Northwestern Europe saw record temperatures in June, while parts of Canada, the US, Mexico, Asia, and eastern Australia also sweltered in temperatures far above the normal.
The sizzling weather continued into July, toppling more records as southern Europe, parts of the US, China, and Mexico braved blistering temperatures above 45C (113F), triggering heat alerts and wildfires.
On July 3, the world experienced its hottest day as global average temperatures hit an unofficial record of 17.01C (62.61F), surpassing the previous high of 16.9C (62.42F) in 2016.
That was a short-lived record as July 6 saw global average temperatures reach 17.23C (63.01F), according to data from the University of Maine’s Climate Reanalyzer.
Over the past 20 days, average temperatures on the planet have been higher than any previous stretch on record.
July is now expected to be the warmest month “in modern history (and plausibly the past 120,000 years),” Michael Evan Mann, distinguished professor in the Department of Earth and Environmental Science at the University of Pennsylvania, said in a Twitter post.
‘Cost of inaction higher than cost of action’

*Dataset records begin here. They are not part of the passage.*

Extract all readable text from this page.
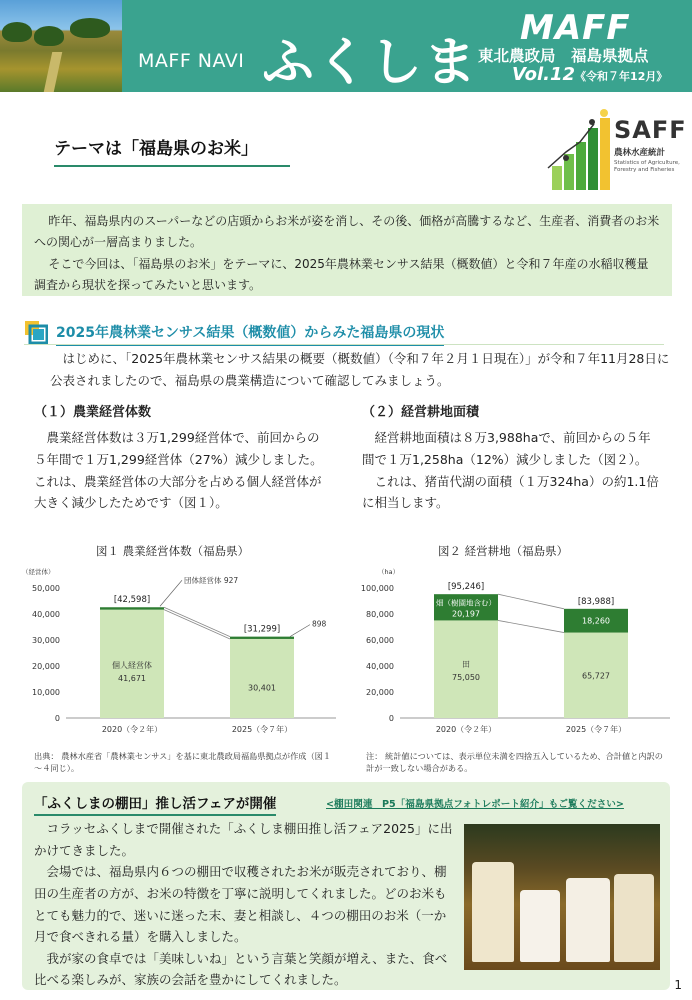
MAFF NAVI ふくしま
MAFF
東北農政局　福島県拠点
Vol.12《令和７年12月》
テーマは「福島県のお米」
SAFF
農林水産統計
Statistics of Agriculture, Forestry and Fisheries

昨年、福島県内のスーパーなどの店頭からお米が姿を消し、その後、価格が高騰するなど、生産者、消費者のお米への関心が一層高まりました。

そこで今回は、「福島県のお米」をテーマに、2025年農林業センサス結果（概数値）と令和７年産の水稲収穫量調査から現状を探ってみたいと思います。

2025年農林業センサス結果（概数値）からみた福島県の現状
はじめに、「2025年農林業センサス結果の概要（概数値）（令和７年２月１日現在）」が令和７年11月28日に公表されましたので、福島県の農業構造について確認してみましょう。
（１）農業経営体数

農業経営体数は３万1,299経営体で、前回からの５年間で１万1,299経営体（27%）減少しました。これは、農業経営体の大部分を占める個人経営体が大きく減少したためです（図１）。

（２）経営耕地面積

経営耕地面積は８万3,988haで、前回からの５年間で１万1,258ha（12%）減少しました（図２）。

これは、猪苗代湖の面積（１万324ha）の約1.1倍に相当します。

図１ 農業経営体数（福島県）
（経営体）
0
10,000
20,000
30,000
40,000
50,000
2020（令２年）
[42,598]
個人経営体
41,671
2025（令７年）
[31,299]
30,401
団体経営体 927
898
図２ 経営耕地（福島県）
（ha）
0
20,000
40,000
60,000
80,000
100,000
2020（令２年）
[95,246]
畑（樹園地含む）
20,197
田
75,050
2025（令７年）
[83,988]
18,260
65,727
出典： 農林水産省「農林業センサス」を基に東北農政局福島県拠点が作成（図１～４同じ）。
注： 統計値については、表示単位未満を四捨五入しているため、合計値と内訳の計が一致しない場合がある。
「ふくしまの棚田」推し活フェアが開催	<棚田関連　P5「福島県拠点フォトレポート紹介」もご覧ください>

コラッセふくしまで開催された「ふくしま棚田推し活フェア2025」に出かけてきました。

会場では、福島県内６つの棚田で収穫されたお米が販売されており、棚田の生産者の方が、お米の特徴を丁寧に説明してくれました。どのお米もとても魅力的で、迷いに迷った末、妻と相談し、４つの棚田のお米（一か月で食べきれる量）を購入しました。

我が家の食卓では「美味しいね」という言葉と笑顔が増え、また、食べ比べる楽しみが、家族の会話を豊かにしてくれました。	1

“The July heat waves in Europe and North America would have been almost impossible without climate change,” according to an analysis published by World Weather Attribution (WWA) on Tuesday.
The analysis showed climate change made the recent heat wave in China at least 50 times more likely, while such events are no longer classified as unusual.
“Greenhouse gas emissions made the heat waves hotter than they would otherwise have been. The European heat wave was 2.5C hotter, the North American heat wave was 2C hotter, and the heatwave in China was 1C hotter because of climate change,” read the report by seven researchers, including scientists from universities and meteorological agencies in the Netherlands, the UK, and US.
Such extreme weather events will “become even more frequent, occurring every 2-5 years,” if the global temperature increase reaches 2C (3.6F), which is likely to happen in about three decades if the Paris Agreement signatories fail to honor their emissions pledges, the report warned.
According to Watson, the British climate scientist, governments around the world are not “even close” to their targets.
“While it may still be technically feasible to limit global warming to 1.5C or 2C, I do not personally see governments of the world are willing to commit to the emissions reductions … (or are) even close to the Paris Agreement goals,” he said.
He does not see the political will needed to halve emissions by 2030 and reach net-zero by 2050.
“Governments are not doing what is needed,” he added.
Watson underlined that countries have to “push really hard to get immediate reductions in greenhouse gases, and in the long-term to net-zero.”
He said governments must realize that tackling climate change would also best serve their economic interests.
“Many governments still say it will cost money to limit warming. But in reality, the cost of inaction is much more than the cost of action,” he emphasized.
“We need governments to work with the private sector and the public to make the changes that are needed,” he said, calling for comprehensive efforts for mitigation policies and adaptation strategies.